As câmaras que se colocam esquivamente nas esquinas ou os movimentos do espaço para captar as caminhadas de suas criaturas, que se exacerbariam em A aventura (1959), A noite (1960) e O eclipse (1961), os autênticos pontos altos de sua estética de filmar, já são precisas e plasticamente desconcertantes em Crimes d’alma; a sofisticada ambientação burguesa do universo de Antonioni (a riqueza do vestuário da personagem de Lucia Bosè e o requintado de seus gestos) e a marcação de cenários executada com rigor duma régua cinematográfica são aprofundadas com o estilo único de Antonioni, tantas vezes imitado porém nunca igualado. A dialética entre os exteriores e os interiores na linguagem de Antonioni iluminam Crimes d’alma, conferindo-lhe uma lucidez formal que se expande para seu tema; as constantes ruas molhadas, as bicicletas circulantes e um plano de Massimo Girotti diante duma vidraça encharcada pela chuva são elementos de melancolia transbordante que Antonioni usa com a impiedade de seu olhar posto numa curva, como habitualmente se posiciona sua câmara em muitos cenários externos.

O crime evocado no início do filme (a namorada acidentada do amante da protagonista) topa seu reflexo no crime do fim do filme, quando Paola e Guido planejam o assassinato do marido de Paola, o industrial, mas este se acidenta de carro, estabelecendo o desejo criminoso dos dois sem a necessidade material do crime.

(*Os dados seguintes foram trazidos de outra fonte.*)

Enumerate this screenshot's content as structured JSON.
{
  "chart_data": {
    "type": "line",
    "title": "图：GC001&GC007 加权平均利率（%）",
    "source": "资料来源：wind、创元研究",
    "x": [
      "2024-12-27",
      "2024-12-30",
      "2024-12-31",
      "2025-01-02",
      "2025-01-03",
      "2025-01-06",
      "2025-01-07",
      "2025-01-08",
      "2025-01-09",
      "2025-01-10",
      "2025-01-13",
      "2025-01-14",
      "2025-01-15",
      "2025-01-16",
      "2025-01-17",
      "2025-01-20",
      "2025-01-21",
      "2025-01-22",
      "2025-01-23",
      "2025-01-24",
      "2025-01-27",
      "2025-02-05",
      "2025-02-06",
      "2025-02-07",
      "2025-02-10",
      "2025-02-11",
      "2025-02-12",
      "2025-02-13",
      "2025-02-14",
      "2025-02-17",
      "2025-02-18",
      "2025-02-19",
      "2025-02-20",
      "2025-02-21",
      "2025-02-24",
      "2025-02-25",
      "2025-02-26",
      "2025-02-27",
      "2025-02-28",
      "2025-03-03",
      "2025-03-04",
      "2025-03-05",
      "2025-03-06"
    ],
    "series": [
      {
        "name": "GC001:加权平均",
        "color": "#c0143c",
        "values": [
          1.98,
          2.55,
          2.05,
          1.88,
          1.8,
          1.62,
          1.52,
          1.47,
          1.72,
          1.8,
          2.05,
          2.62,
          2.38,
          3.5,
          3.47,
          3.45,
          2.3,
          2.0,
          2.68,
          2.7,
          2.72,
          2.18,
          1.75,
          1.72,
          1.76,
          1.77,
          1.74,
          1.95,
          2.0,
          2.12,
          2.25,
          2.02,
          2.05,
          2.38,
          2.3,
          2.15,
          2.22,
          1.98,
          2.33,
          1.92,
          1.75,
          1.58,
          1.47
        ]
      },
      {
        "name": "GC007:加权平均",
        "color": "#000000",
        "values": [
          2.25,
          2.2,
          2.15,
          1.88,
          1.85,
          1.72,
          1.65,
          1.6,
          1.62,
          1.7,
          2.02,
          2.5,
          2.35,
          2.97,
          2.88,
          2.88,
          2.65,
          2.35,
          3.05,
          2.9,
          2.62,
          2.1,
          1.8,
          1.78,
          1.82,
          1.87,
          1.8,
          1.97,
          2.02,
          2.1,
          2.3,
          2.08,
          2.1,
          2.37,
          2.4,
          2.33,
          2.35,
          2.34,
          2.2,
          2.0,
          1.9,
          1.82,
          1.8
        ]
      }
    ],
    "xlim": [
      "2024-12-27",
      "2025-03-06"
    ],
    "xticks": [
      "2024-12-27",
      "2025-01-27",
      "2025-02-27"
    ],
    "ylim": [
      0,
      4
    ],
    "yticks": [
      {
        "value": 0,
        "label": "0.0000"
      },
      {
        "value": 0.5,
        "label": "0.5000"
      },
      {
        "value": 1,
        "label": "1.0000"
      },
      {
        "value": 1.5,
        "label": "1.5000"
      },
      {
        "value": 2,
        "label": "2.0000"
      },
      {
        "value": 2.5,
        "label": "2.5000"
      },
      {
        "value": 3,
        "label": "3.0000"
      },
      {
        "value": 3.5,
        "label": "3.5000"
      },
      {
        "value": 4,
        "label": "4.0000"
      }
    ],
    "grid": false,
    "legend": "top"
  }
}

É o crime do espírito dos amantes. E Antonioni tem o rigor cerebral de filmar para, como faria depois em As amigas (1955), conter as sensações melodramáticas de suas criaturas, como se observa na secura com que ele filma, no final, o choro da mulher abandonada pelo amante após o segundo crime d’alma de que participaram.

Lucia Bosè, a estrela de Antonioni neste filme, foi depois Miss Itália. Massimo Girotti foi um galã da época no cinema italiano e antes já interpretara um amante que ajuda a mulher a dar cabo do marido em Obsessão (1942), outro filme inicial de um gênio do cinema italiano, Luchino Visconti. Enfim, uma obra cinematográfica este Crimes d’alma de rara perfeição e profundidade, que anunciava ao mundo em toda a extensão de que era capaz Antonioni, que viria a ser um nome básico do cinema nas décadas seguintes.

 

(Eron Duarte Fagundes – eron@dvdmagazine.com.br)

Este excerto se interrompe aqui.